The exhibition at the Design Museum also contains a nostalgic but nudge-nudge facsimile of Archigram's actual original work space, ('office' would be too much of a euphemism), there amidst the Rapidograph pens, discarded Letraset samples, and Barbour Index rejects. Many studio reconstructions by curators convey to the public a lack of authenticity, but this collision of primary colours has the ring of truth. Peter Cook and Dennis Crompton made sure of that, assisting curator James Peto in achieving maximum authenticity.

The exhibits, since the Kunsthalle, Vienna extravaganza of 1994, have reduced in number. Some of the models have gone but the show, as compressed into the first floor galleries of the Design Museum, retains all the powerful impact of the seminal content that has in this form travelled the world. The exhibition rivals that in Paris, which followed Vienna, although the location there within the Pompidou Centre, served as a reminder of the powerful influence Archigram have had on their contemporaries.
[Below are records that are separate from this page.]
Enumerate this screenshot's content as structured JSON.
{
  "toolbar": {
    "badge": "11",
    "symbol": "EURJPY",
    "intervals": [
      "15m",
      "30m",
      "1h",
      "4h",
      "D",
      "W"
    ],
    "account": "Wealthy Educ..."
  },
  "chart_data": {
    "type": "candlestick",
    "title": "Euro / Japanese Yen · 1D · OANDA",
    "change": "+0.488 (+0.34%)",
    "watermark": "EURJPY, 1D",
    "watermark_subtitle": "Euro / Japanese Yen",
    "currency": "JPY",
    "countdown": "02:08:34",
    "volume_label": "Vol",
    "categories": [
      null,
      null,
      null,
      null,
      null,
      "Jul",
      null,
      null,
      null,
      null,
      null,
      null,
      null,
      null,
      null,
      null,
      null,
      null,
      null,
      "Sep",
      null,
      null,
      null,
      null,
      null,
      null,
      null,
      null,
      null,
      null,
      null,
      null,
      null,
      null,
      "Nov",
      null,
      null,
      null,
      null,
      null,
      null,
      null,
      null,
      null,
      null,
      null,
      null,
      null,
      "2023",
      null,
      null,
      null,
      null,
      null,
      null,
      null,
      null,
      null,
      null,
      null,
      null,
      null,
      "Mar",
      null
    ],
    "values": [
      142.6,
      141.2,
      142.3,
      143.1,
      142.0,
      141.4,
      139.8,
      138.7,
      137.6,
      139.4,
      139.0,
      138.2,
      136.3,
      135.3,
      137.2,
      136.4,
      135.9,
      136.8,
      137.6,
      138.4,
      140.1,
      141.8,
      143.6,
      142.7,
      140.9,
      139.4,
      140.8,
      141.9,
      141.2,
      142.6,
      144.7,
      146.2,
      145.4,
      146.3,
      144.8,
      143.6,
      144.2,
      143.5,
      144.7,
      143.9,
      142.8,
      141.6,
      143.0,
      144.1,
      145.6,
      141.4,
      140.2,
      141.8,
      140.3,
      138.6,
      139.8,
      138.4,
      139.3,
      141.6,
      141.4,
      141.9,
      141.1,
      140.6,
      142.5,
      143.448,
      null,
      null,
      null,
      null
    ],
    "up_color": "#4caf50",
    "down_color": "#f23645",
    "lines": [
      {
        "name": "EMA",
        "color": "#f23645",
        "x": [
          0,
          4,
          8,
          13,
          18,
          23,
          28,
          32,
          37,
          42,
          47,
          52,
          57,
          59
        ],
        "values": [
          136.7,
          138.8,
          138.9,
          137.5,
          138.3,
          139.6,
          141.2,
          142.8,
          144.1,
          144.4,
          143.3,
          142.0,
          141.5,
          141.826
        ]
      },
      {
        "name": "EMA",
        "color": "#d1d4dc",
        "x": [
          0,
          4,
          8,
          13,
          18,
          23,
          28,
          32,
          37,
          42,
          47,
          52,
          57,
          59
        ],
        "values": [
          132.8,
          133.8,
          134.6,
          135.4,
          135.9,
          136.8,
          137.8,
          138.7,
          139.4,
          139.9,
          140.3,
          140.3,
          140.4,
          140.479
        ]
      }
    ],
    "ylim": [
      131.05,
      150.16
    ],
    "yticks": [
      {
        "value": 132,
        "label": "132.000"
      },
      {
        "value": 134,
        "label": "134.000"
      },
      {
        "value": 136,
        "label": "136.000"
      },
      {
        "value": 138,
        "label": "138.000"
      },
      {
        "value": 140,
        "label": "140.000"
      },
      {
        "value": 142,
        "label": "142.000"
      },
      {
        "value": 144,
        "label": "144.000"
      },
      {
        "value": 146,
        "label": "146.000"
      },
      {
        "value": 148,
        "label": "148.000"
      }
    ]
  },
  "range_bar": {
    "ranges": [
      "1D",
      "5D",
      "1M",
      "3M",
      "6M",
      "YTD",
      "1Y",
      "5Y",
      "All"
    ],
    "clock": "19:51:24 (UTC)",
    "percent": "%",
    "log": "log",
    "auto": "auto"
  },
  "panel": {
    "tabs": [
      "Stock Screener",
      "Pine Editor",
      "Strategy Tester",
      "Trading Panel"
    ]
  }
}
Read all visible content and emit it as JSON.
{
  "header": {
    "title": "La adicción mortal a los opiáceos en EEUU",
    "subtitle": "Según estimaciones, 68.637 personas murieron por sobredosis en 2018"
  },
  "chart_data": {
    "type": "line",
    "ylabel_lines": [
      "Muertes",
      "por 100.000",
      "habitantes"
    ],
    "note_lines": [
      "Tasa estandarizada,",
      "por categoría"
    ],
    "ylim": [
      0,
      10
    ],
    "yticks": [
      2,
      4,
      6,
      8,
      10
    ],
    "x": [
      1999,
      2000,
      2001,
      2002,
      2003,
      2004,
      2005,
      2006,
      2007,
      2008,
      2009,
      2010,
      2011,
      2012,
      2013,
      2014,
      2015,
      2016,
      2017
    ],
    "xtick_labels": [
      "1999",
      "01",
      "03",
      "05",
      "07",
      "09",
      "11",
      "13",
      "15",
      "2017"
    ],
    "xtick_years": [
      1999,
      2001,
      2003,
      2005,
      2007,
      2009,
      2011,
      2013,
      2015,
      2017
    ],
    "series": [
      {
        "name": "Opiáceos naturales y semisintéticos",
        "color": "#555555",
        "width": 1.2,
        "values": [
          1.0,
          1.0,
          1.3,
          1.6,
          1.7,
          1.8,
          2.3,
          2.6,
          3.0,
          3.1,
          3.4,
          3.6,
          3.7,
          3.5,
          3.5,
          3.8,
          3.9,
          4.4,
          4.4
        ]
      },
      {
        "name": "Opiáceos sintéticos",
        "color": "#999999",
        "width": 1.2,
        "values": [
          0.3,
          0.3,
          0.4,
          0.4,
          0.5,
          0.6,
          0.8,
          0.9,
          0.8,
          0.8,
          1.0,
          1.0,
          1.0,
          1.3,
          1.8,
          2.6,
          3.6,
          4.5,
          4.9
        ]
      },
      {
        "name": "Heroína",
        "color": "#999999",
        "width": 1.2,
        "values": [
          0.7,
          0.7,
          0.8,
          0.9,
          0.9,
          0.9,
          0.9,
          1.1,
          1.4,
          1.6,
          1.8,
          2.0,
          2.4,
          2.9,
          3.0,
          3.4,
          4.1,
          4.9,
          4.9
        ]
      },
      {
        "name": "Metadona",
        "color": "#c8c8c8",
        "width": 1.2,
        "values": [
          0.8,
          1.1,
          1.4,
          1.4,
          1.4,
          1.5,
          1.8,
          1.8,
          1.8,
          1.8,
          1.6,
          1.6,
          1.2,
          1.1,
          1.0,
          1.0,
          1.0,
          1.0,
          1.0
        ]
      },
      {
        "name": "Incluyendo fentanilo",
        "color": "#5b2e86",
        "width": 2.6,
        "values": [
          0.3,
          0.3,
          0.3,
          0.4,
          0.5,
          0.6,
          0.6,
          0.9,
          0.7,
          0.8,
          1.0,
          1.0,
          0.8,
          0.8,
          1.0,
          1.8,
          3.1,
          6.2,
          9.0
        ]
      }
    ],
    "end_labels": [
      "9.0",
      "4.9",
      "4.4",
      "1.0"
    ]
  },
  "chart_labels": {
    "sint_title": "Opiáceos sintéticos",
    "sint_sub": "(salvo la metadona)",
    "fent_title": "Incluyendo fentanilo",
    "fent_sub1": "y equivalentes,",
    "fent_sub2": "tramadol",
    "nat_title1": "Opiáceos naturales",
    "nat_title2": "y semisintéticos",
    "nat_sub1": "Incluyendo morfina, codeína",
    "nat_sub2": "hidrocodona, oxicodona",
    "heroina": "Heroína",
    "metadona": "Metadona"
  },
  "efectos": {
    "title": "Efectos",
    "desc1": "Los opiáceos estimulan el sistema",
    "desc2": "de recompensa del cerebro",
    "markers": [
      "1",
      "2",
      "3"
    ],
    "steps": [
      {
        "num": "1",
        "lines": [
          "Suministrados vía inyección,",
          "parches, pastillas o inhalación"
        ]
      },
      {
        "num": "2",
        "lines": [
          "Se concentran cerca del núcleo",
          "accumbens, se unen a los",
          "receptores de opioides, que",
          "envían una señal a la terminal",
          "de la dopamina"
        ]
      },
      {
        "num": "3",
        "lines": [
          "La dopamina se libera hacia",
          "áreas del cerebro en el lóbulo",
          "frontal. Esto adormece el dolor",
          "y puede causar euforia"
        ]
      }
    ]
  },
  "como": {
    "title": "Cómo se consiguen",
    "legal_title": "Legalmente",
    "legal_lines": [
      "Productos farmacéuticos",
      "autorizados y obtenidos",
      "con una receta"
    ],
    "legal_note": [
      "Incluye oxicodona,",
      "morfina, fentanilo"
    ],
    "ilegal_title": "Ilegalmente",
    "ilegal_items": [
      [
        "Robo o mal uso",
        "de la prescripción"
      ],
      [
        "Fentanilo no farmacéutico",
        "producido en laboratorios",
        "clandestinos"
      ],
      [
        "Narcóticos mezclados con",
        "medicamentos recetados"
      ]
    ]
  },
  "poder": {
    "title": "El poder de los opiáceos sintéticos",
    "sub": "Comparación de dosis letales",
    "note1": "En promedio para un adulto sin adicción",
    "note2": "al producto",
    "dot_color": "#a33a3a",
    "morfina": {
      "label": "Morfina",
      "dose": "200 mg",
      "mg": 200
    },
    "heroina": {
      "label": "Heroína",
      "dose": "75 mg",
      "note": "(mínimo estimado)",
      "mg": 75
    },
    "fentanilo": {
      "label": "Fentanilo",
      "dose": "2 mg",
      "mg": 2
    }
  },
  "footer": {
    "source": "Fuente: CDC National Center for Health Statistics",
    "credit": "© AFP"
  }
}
The visitors seem to divide into two main groups. First, the curious from the generation that came after - those who were quite deliberately disengaged from all this charisma by their seriously job-oriented practice-builders of the 1970s, and in this group must be included the post-Venturi rationalists. Curious, in this Proustian time-slip, because they stand wondering where it all passed them by. Then, there is the new generation of students, from up and down the country, who examine ruthlessly the superb technique of Herron, Cook, Crompton et al and find it to be a prediction of so much that has happened since. Prominent here are Peter Cook's and Colin Fournier's students from the Bartlett School of Architecture, University College London as well as bemused Architectural Association students (who realise now that it did not all happen at the AA, but only briefly in passing there). In addition to these blocs, there are the history/theory aficionados, who now realise that Archigram has been a major milestone in the development of architectural awareness throughout the 20th century. Many of these are European or Japanese, engaged in a searching enquiry as to where and how British architecture lost the plot. Dominating one end wall of the galleries is the vast reproduction of Ron Herron's 'Walking City' (1964). Finally, providing a superb, green climacteric at the final wall before one leaves the exhibition is Peter Cook's dramatic pointer of the way into an environment of total, built-but-growing landscape, 'Sponge City' (1974). This constitutes a mural of several panels, over two metres high at the two peaks, and some five metres long. This last exhibit shows, as never before, that Cook anticipated always in his work the way in which the future must happen now, 'Now' (then) was 1974, and Cook was typically forecasting the many possible ways in which cities would be absorbed within the growing landscape. This is precisely what we find beginning to happen in the 21st century.

The five original Archigram (Chalk, Herron, Cook, Crompton and Webb) members were uniquely visionary, in a manner not seen since the Russian Constructivist, or the related Italian Futurist Movement. But their documentation was dramatically superior to both, as Banham knew. There was here no political agenda, but a distinctive brand of youthful realism fuelled by an unbreakable group dynamic. Yes, as Arata Isozaki said, shockwaves they make. And so will continue to do.

But, there is a deficit. Architects still fail to acknowledge this work to the extent that they ought. Theorists are still defensively dismissive. The Big Book on Archigram, steered along as an initial project by Dr Sutherland Lyall (endless meetings with Butterworth-Heinemann in the late 1980s) could still happen. And meanwhile, the Archigram Archive has been miraculously preserved, extended, and curated by Dennis Crompton with Lyall in waiting. It is fortunate to be still in this country; it could be at risk, but at least a majority of the members are still around, complete with Gold Medal.